Imaginem que um dia de manhã eu estava na Holanda e na noite desse mesmo dia eu cheguei ao Brasil. Menos de 24hrs separaram a minha vida antiga da nova - e quando digo nova, é nova mesmo, porque ela deu uma volta de 1000º, assim, de você não saber nem a coordenada em que parou. Tudo que eu deixei aqui estava diferente e ao mesmo tempo igual. Na verdade, acho que quem mudou mesmo fui eu e o mundo não me acompanhou. Afinal, as pessoas continuaram a viver suas vidas da mesma forma que viviam antes e durante a minha ausência, com pequenos ajustes no meio disso. É como se eu tivesse descobrindo tudo de novo, mesmo tendo vivido 20 anos no mesmo lugar.

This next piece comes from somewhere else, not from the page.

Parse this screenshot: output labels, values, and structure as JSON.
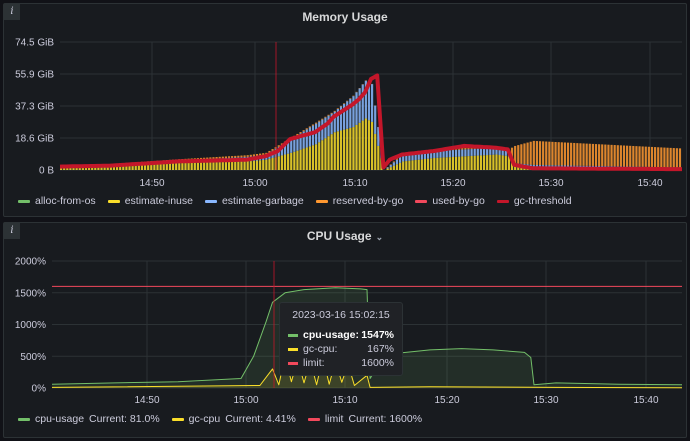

Durante esses alguns dias desde que cheguei, tenho mergulhado muito em mim. Cheguei achando que conhecia um pouco de tudo, que era mais forte do que antes, mais interessante, que sabia o suficiente de amigos, amores e família e que, por favor né, já tenho 21 anos, que peça que a vida ainda pode me pregar sem que eu esteja preparado? Foi então que essa caixinha de surpresa me deu uma rasteira, mostrando que você nunca sabe demais, que você nunca conhece demais e que hoje não é ontem. Nada como um dia após o outro, eles dizem. Pois eu agora vivo de 5 em 5 minutos, esperando que as comidas voltem a ter o mesmo gosto, as cores deixem de ser cinzas e o riso volte a ter a mesma alegria.
Aos que se importarem em se preocupar, por favor não o façam; não é uma depressão. É que apenas meu copo transbordou e agora eu estou (tentando) enchê-lo de novo.